Last week, we reviewed the exhibition “Dutch Artists in Paris: 1789-1914” at the Petit Palais, and this week we have a show on one Dutch artist (and friends) in Montmartre: “Van Dongen and the Bateau Lavoir,” at the Musée de Montmartre.
When he moved permanently to Paris from Rotterdam in 1899, van Dongen settled in Montmartre in the company of many other young artists of the day and adopted anarchist views, which he expressed through his illustrations for publications like La Revue Blanche and L’Assiette au Beurre, some of which are on show here.
The paintings from his early years in Paris veer from pretty, Utrillo-like Montmartre streetscapes (“Maison à Montmartre,” 1904) to such nightlife scenes as the Lautrec-influenced “Absinthe Drinker” (1902-03), in which a drunken lady, sitting most inelegantly on the street, as if she has just fallen on her bottom, flirts with a death’s head in a top hat.
The subject of nightlife continued to fascinate van Dongen throughout his long, successful career, but during this period, he seemed more interested in its sordid side, depicting faceless people in evening dress in the street or mooning about drunkenly in bars.
In 1905, van Dongen and his girlfriend, Augusta Preitinger, known as Guus, moved into the Bateau Lavoir, the famed studio building inhabited at the time by the young wolves of the art world, among them Picasso, Modigliani, Juan Gris and Max Jacob.

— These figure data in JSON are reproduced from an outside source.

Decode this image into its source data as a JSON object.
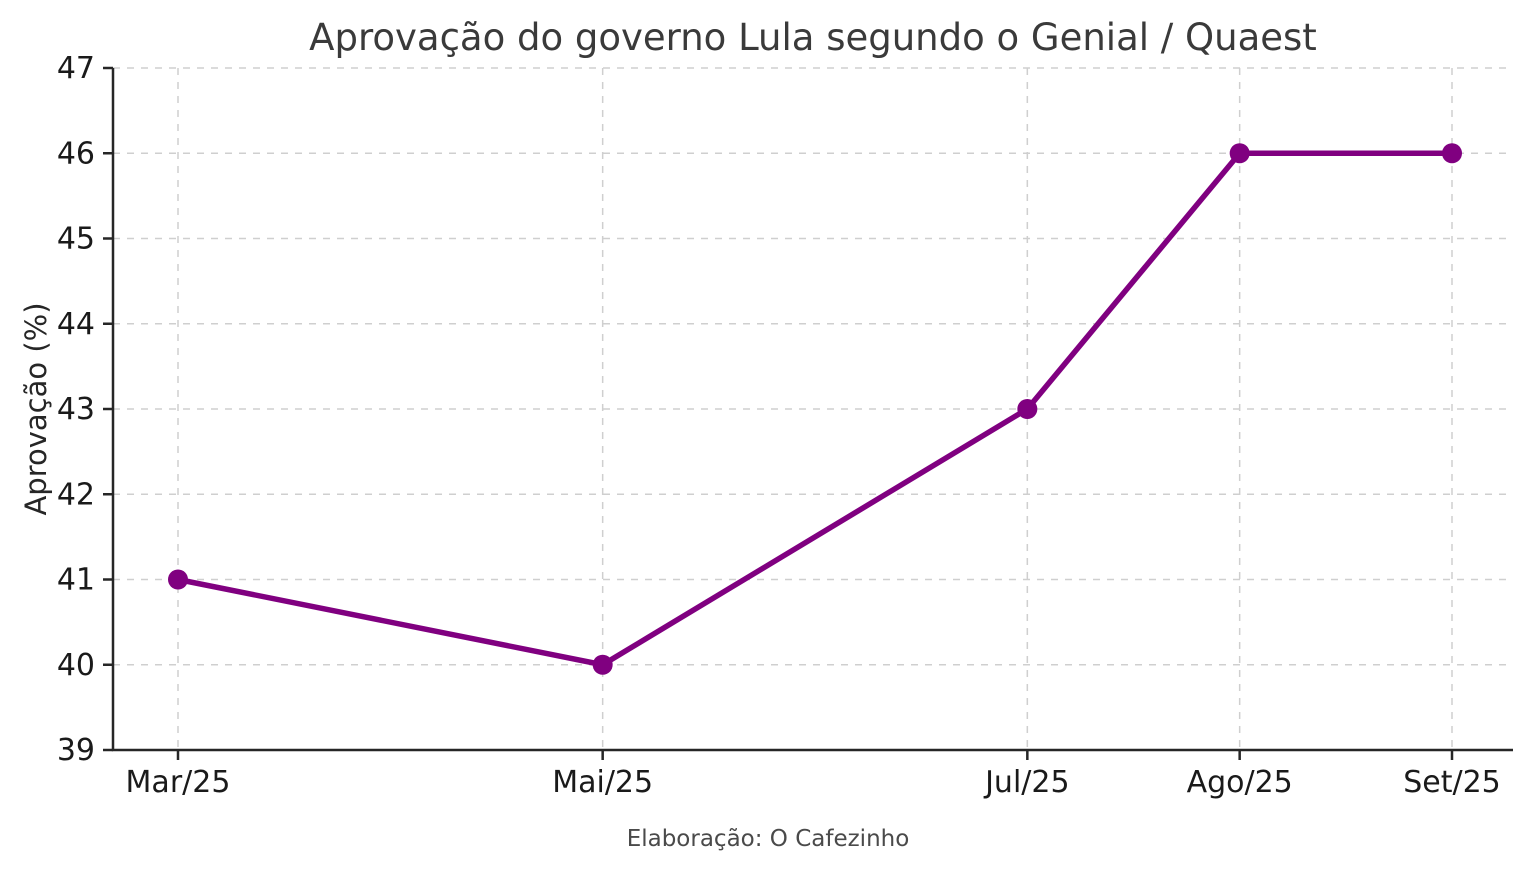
{
  "chart_data": {
    "type": "line",
    "title": "Aprovação do governo Lula segundo o Genial / Quaest",
    "xlabel": "",
    "ylabel": "Aprovação (%)",
    "caption": "Elaboração: O Cafezinho",
    "categories": [
      "Mar/25",
      "Mai/25",
      "Jul/25",
      "Ago/25",
      "Set/25"
    ],
    "month_positions": [
      0,
      2,
      4,
      5,
      6
    ],
    "series": [
      {
        "name": "Aprovação",
        "values": [
          41,
          40,
          43,
          46,
          46
        ]
      }
    ],
    "values": [
      41,
      40,
      43,
      46,
      46
    ],
    "ylim": [
      39,
      47
    ],
    "yticks": [
      39,
      40,
      41,
      42,
      43,
      44,
      45,
      46,
      47
    ],
    "grid": true,
    "legend": "none",
    "colors": {
      "line": "#800080",
      "marker": "#800080",
      "grid": "#cfcfcf",
      "axis": "#262626",
      "tick_label": "#1a1a1a",
      "title": "#3a3a3a",
      "caption": "#4a4a4a",
      "background": "#ffffff"
    }
  }
}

One section of the show presents works done in the company of another Dutch couple who lived in the Bateau Lavoir, Otto van Rees and Adya Dutilh, both of whom were artists. Van Dongen’s most notable painting from a stay in the country with them is “Lieuses” (1905), a luminous work that clearly shows the influence of his departed compatriot Vincent Van Gogh, with its pointillistic approach to the bucolic scene of two women, one dressed in red and the other in blue, binding sheaves of hay in a field under brilliant sunshine.
Among the stronger works in the exhibitiom are “Le Carrousel,” (Manège de Cochons)” (c. 1905), which captures the whirlwind of movement of a merry-go-round; a semi-nude portrait of Picasso’s lover Fernande Olivier, made when they all lived in the Bateau Lavoir (according to Gertrude Stein, this painting led to words between the two rival artists); the powerful “Portrait of an Old Clown” (c. 1909-10), part of a series focusing on the Cirque Medrano; and “Portrait de Madame Marie-Thérèse Raulet” (c. 1925-30), pictured at the top of the page, a lovely depiction of a languid lady, which technically doesn’t belong in this exhibition since it was painted long after van Dongen moved away from Montmartre.
I have mixed feelings about van Dongen – I am repelled by his portraits of women with cartoonishly big eyes (of which there is only one in this show, “Deux Yeux,” from 1911) – and find his multiplicity of styles confusing, but then there are the wonderful paintings mentioned above.
While the selection of works in this show seems rather random (I imagine that it is difficult for a small museum like this to get loans of the best works), there are enough fine paintings here to make a special trip to the charming Musée de Montmartre worthwhile.